Prince Bismarck did not shrink from the inevitable contest. The Jesuits, whose mischievous political intrigue has been for centuries a standing menace to government, were expelled from the German empire. And then there was enacted in Prussia a code of laws for the regulation of ecclesiastical affairs. Prussia endows a Catholic as well as a Protestant Church; and as the priests could not dispense with their incomes, they were well within reach of the arm of the state. Dr. Falck, the minister of public worship, introduced the new laws, which have since been called by his name. The aspirant to a clerical office must study theology for three years at a German state university, and must pass a state examination in science. The royal tribunal might forbid his appointment should his acquirements seem defective or his loyalty to the government doubtful. For offences against public order he might be dismissed from his office by the state authorities. Ecclesiastical discipline was not to be exercised excepting by German ecclesiastical authorities, and every punishment, excepting the most trivial, must be reported to the appropriate state official. Intimidation of electors, an offence to which Homish ecclesiastics are prone, was punishable by fine or imprisonment. A Prussian who chose dissent might now free himself from his obligations of membership in the state churches by a simple declaration before the judge of his district. In all ecclesiastical causes the decision of the royal tribunal was final.

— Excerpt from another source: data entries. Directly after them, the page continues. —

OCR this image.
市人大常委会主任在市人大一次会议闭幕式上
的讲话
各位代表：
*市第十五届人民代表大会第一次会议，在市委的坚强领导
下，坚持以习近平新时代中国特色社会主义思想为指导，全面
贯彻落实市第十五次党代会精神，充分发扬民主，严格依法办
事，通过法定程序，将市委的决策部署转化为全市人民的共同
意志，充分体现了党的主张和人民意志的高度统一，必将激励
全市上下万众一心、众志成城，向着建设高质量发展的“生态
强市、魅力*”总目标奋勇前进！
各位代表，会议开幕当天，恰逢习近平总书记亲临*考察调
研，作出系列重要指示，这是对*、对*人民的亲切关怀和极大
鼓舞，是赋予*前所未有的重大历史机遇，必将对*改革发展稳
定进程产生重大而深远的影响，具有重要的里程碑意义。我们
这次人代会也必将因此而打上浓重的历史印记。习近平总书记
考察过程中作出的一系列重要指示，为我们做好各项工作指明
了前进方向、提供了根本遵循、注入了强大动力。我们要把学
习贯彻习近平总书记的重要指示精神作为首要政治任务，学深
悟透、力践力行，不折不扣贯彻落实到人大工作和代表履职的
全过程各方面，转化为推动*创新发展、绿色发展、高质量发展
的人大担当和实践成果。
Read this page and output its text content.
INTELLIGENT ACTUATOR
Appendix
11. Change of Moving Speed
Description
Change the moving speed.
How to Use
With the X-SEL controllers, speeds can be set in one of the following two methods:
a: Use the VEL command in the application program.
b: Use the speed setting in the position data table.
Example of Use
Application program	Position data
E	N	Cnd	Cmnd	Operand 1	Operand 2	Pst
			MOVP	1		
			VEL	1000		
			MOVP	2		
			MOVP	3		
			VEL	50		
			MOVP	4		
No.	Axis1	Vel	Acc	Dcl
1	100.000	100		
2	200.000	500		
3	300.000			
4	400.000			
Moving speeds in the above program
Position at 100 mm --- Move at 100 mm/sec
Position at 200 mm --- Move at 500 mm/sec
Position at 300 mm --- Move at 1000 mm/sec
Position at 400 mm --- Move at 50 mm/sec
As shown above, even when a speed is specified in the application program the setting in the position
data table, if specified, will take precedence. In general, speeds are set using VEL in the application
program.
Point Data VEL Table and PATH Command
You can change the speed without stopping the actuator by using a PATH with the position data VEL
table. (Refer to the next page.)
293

Rome denounced, as "impious and satanic," laws which curbed so sternly her injurious pretensions. The pope declared them void, and excommunicated all clergy who yielded obedience. But none the less for his objurgation were the laws enforced with a salutary vigour which all but extreme Romanists approved.

A year or two later another blow was struck by Prussia at ecclesiastical domination. Marriage was declared to be a mere civil contract. The church was at liberty to attach to it any religious ceremonial which she might deem appropriate, but her operations were no longer of legal significance. Nor was this defection confined to Prussia. In Italy, in Austria, and in France, marriage, ceasing to be a sacrament of the church, has become merely a civil contract.

Pio Nono survived for nearly eight years the loss of his temporal sovereignty. His closing years were full of trouble. From the windows of the Vatican he could see, on the Quirinal, the flag of that reprobate king who had stripped the church of her patrimony. He could see also a scarcely less offensive sight - the depot whence an English Bible Society supplied openly copies of the Scriptures to the Roman people. He never quitted the Vatican, and persisted in speaking of himself as a prisoner. He refused to accept < the income which the Italian government offered, choosing that the dignity of his office should be upheld by the free contributions of the faithful. He had once before said of himself, - "I am weak; I have no resource upon earth; I tranquillize myself by confiding in God." At length, after lingering into extreme and burdensome age, he passed away.